The now former head of France’s conservative opposition party, Jean-Francois Copé is sticking to his guns and declaring his innocence after having been forced to quit.
His resignation is linked to a scandal for the UMP involving allegations of fake invoices used to hide spiralling costs during the 2012 presidential campaign.
“For me this is a personal challenge that’s why I ask the French people to trust me – my integrity is untainted. Yes, I discovered the whole thing 12 days ago but only when it was published in the Libération newspaper,” said Copé when he appeared on French television.
The offices of event organiser Bygmalion which is run by friends of Copé, have been searched after a party official on Monday revealed there had been “anomalies” in campaign funding to the tune of 11 million euros.

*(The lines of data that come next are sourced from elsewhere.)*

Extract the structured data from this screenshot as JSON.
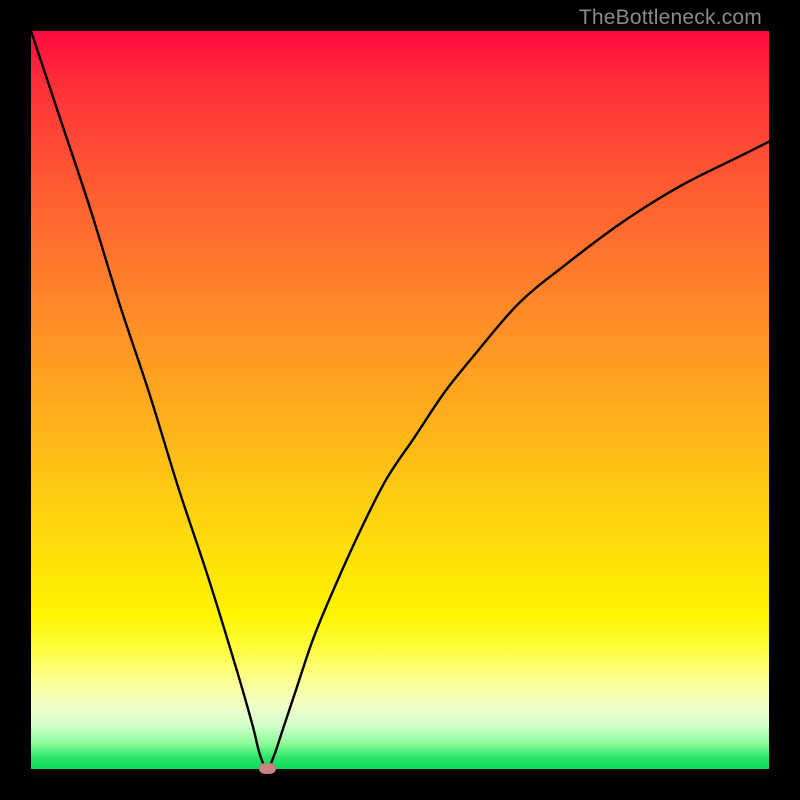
{
  "watermark": "TheBottleneck.com",
  "colors": {
    "frame": "#000000",
    "curve": "#000000",
    "marker": "#c98383",
    "gradient_top": "#ff0a3c",
    "gradient_bottom": "#0bd95c"
  },
  "chart_data": {
    "type": "line",
    "title": "",
    "xlabel": "",
    "ylabel": "",
    "xlim": [
      0,
      100
    ],
    "ylim": [
      0,
      100
    ],
    "note": "Axes are unlabeled; x and y are normalized 0-100. Curve is a V-shaped bottleneck curve reaching 0 at x≈32, with a marker at the minimum.",
    "series": [
      {
        "name": "bottleneck-curve",
        "x": [
          0,
          4,
          8,
          12,
          16,
          20,
          24,
          28,
          30,
          31,
          32,
          33,
          34,
          36,
          38,
          40,
          44,
          48,
          52,
          56,
          60,
          66,
          72,
          80,
          88,
          96,
          100
        ],
        "y": [
          100,
          88,
          76,
          63,
          51,
          38,
          26,
          13,
          6,
          2,
          0,
          2,
          5,
          11,
          17,
          22,
          31,
          39,
          45,
          51,
          56,
          63,
          68,
          74,
          79,
          83,
          85
        ]
      }
    ],
    "marker": {
      "x": 32,
      "y": 0
    }
  }
}
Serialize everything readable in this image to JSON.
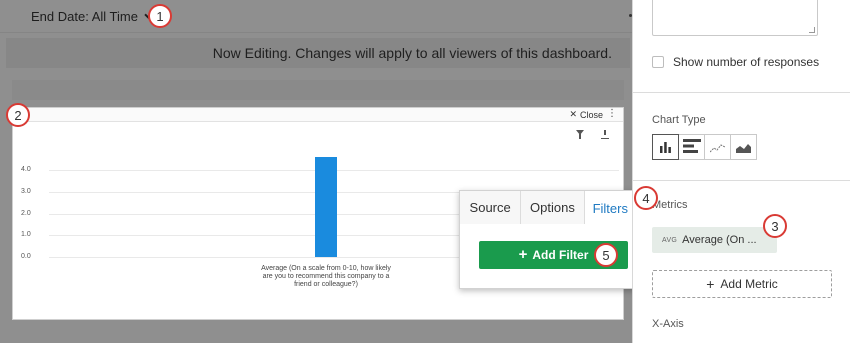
{
  "toolbar": {
    "end_date_label": "End Date: All Time"
  },
  "editing_banner": "Now Editing. Changes will apply to all viewers of this dashboard.",
  "widget": {
    "close_label": "Close",
    "kebab": "⋮"
  },
  "chart_data": {
    "type": "bar",
    "categories": [
      "Average (On a scale from 0-10, how likely are you to recommend this company to a friend or colleague?)"
    ],
    "values": [
      4.6
    ],
    "yticks": [
      "4.0",
      "3.0",
      "2.0",
      "1.0",
      "0.0"
    ],
    "ylim": [
      0,
      5
    ],
    "bar_color": "#1a8bde",
    "grid": true
  },
  "popover": {
    "tabs": [
      {
        "label": "Source"
      },
      {
        "label": "Options"
      },
      {
        "label": "Filters",
        "active": true
      }
    ],
    "add_filter_label": "Add Filter",
    "button_color": "#1a9b4d"
  },
  "panel": {
    "show_responses_label": "Show number of responses",
    "chart_type_label": "Chart Type",
    "chart_types": [
      "bar-chart-icon",
      "horizontal-bar-icon",
      "line-chart-icon",
      "area-chart-icon"
    ],
    "metrics_label": "Metrics",
    "metric_avg_tag": "AVG",
    "metric_name": "Average (On ...",
    "add_metric_label": "Add Metric",
    "xaxis_label": "X-Axis"
  },
  "callouts": [
    "1",
    "2",
    "3",
    "4",
    "5"
  ]
}
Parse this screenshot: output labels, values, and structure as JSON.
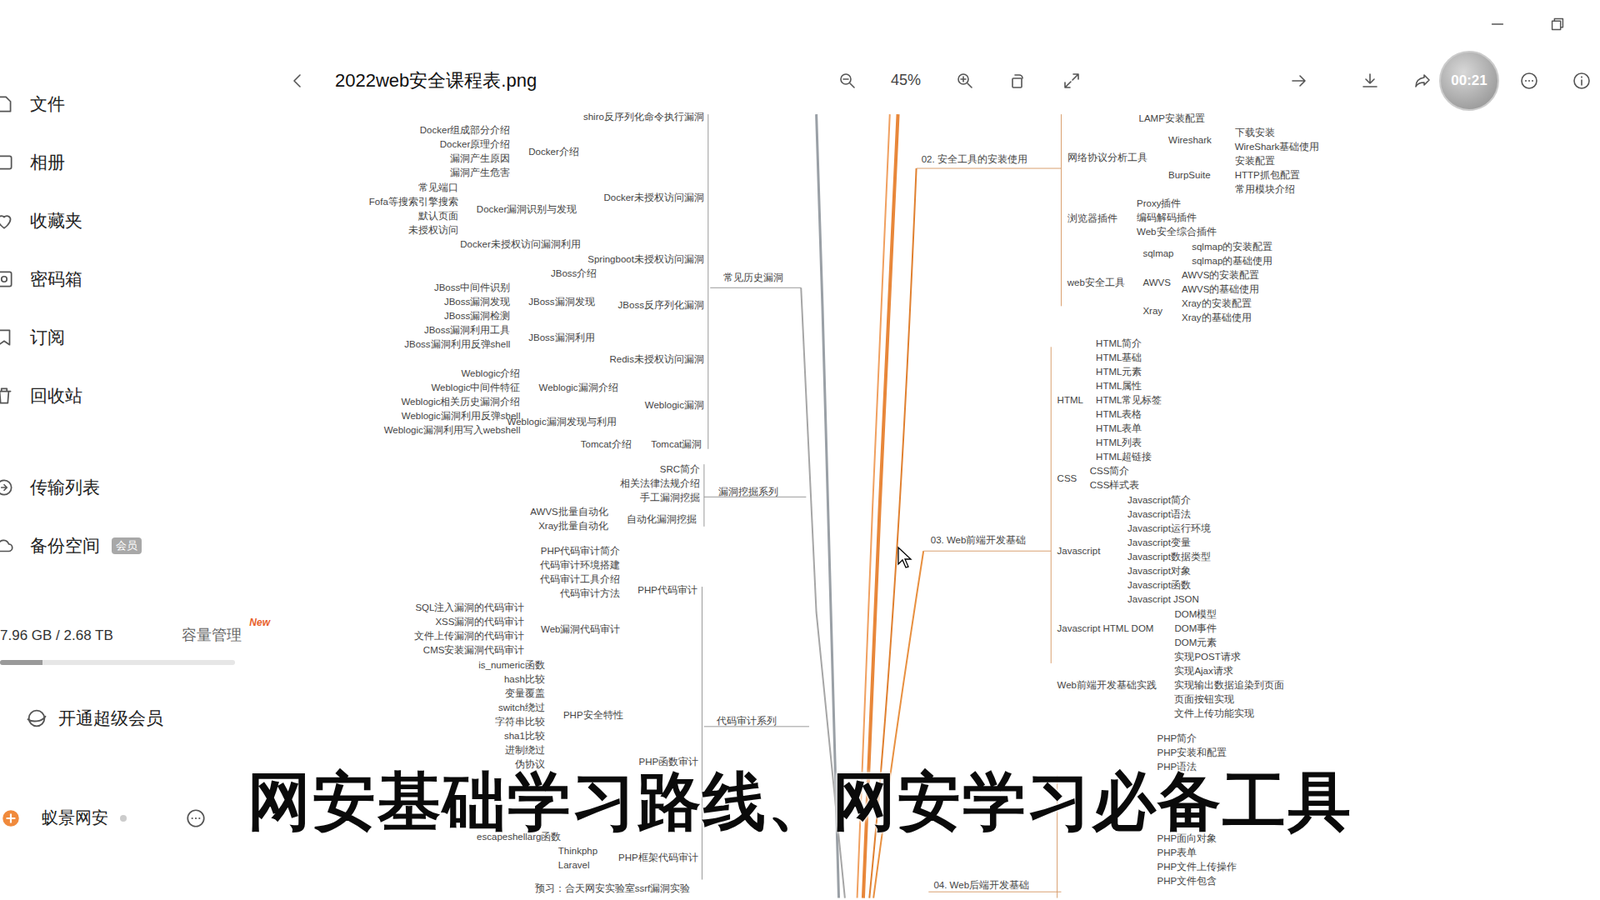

The scandal plus the UMP weekend drubbing at the polls by the National Front have been described as a disaster by party member Eric Ciotti:
“It is a major crisis, of an unheard scope. Two earthquakes: a political earthquake on Sunday and a judicial earthquake on Monday. Stunning, astounding, shocking revelations, which have legitimately shocked members of parliament, and party supporters.”
The allegations relate to Nicolas Sarkozy’s failed attempt at re-election two years ago and although both he and Copé deny any knowledge of the alleged fraud it could have possible implications for a return to politics for the ex-president.